Now, the story of Jonah comes up literally constantly in the hymnography of the Church. Jonah's song in the belly of the whale is called for at every day's matins, and the hymnography refers incessantly to Jonah's "belly of the whale" experience as a parallel for Christ's death and resurrection.
Rabbit trail: If you want to know where Flannery O'Connor (The Complete Stories and Flannery O'Connor : Collected Works, among others) gets off having such bizarre and unorthodox characters as Christ figures, just take a look at Jonah. But back to the point.
Now, I don't want to go into, right here, how Christ's life is the prototype for the hero's journey, so let me just assert it and go on. But the Scriptures tell a number of hero's journeys.
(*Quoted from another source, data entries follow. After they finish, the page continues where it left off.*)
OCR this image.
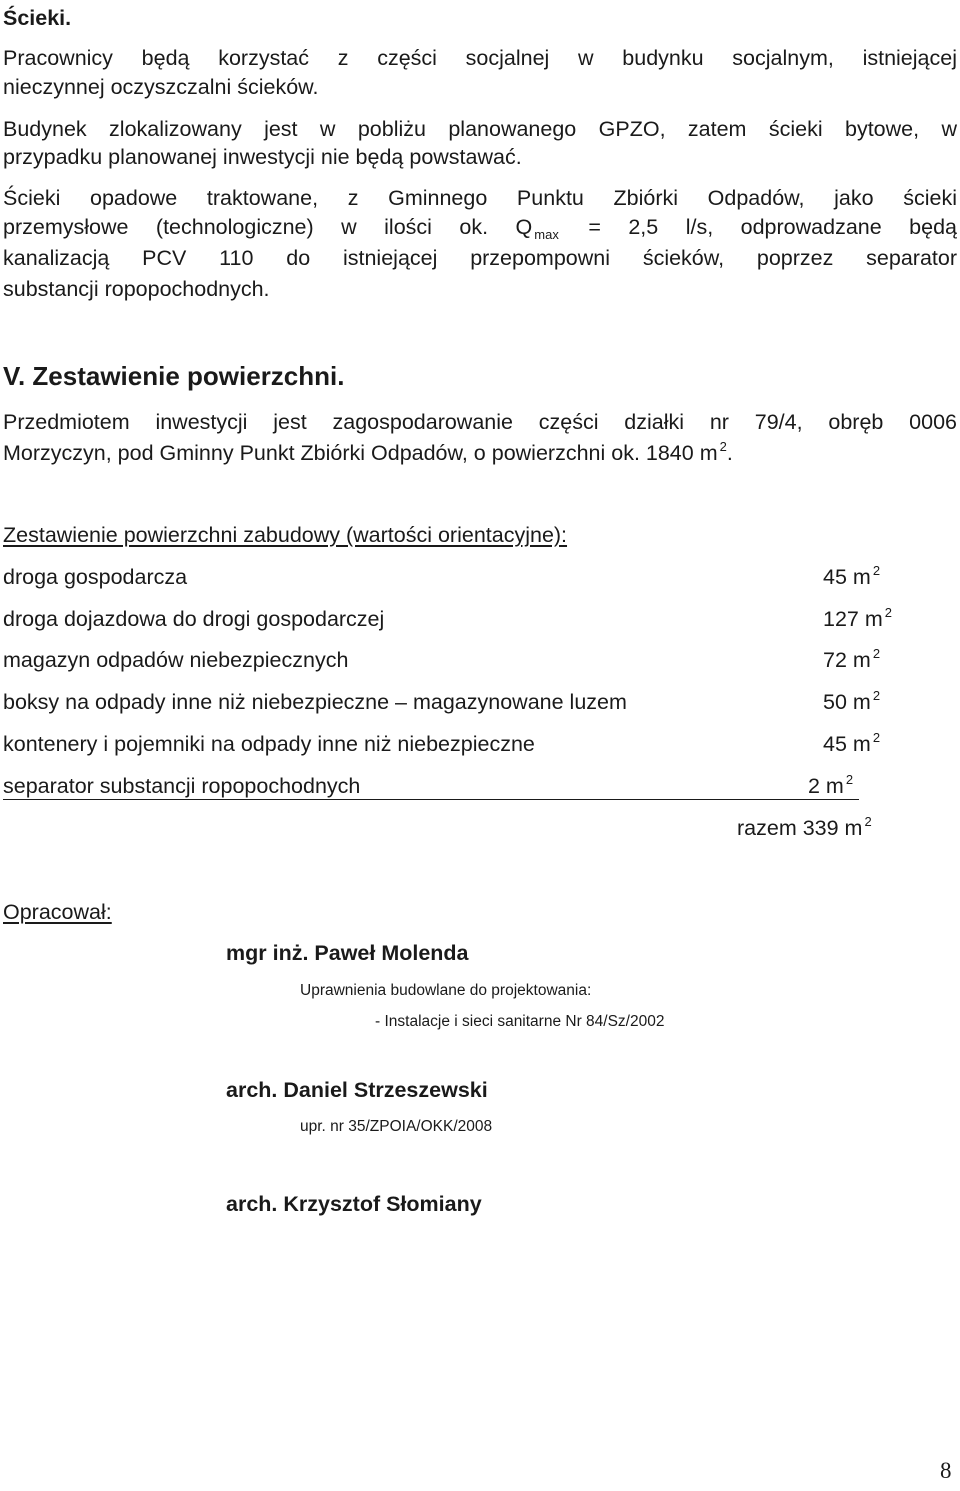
Ścieki.
Pracownicy będą korzystać z części socjalnej w budynku socjalnym, istniejącej
nieczynnej oczyszczalni ścieków.
Budynek zlokalizowany jest w pobliżu planowanego GPZO, zatem ścieki bytowe, w
przypadku planowanej inwestycji nie będą powstawać.
Ścieki opadowe traktowane, z Gminnego Punktu Zbiórki Odpadów, jako ścieki
przemysłowe (technologiczne) w ilości ok. Q $_{max}$ = 2,5 l/s, odprowadzane będą
kanalizacją PCV 110 do istniejącej przepompowni ścieków, poprzez separator
substancji ropopochodnych.
V. Zestawienie powierzchni.
Przedmiotem inwestycji jest zagospodarowanie części działki nr 79/4, obręb 0006
Morzyczyn, pod Gminny Punkt Zbiórki Odpadów, o powierzchni ok. 1840 m $^2$.
Zestawienie powierzchni zabudowy (wartości orientacyjne):
droga gospodarcza	45 m $^2$
droga dojazdowa do drogi gospodarczej	127 m $^2$
magazyn odpadów niebezpiecznych	72 m $^2$
boksy na odpady inne niż niebezpieczne – magazynowane luzem	50 m $^2$
kontenery i pojemniki na odpady inne niż niebezpieczne	45 m $^2$
separator substancji ropopochodnych	2 m $^2$
razem 339 m $^2$
Opracował:
mgr inż. Paweł Molenda
Uprawnienia budowlane do projektowania:
- Instalacje i sieci sanitarne Nr 84/Sz/2002
arch. Daniel Strzeszewski
upr. nr 35/ZPOIA/OKK/2008
arch. Krzysztof Słomiany
8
One is the story of mankind; another is the story of Christ himself. But here's the thing. For Christ's story (and maybe for man's story, too, but I'm not finished thinking about this), the death and resurrection are the midpoint, not the climax. The thing is, we don't know the climax. Beyond the indications from Scripture, we have only guesses and speculations about the harrowing of sheol, about breaking down the bars of death, about what Christ meant when he told the myrrhbearer not to touch him because he had not ascended to his father, about what the Ascension actually entailed.
But this isn't about the climax; it's about Jonah and the belly of the whale, and I'm done talking about that.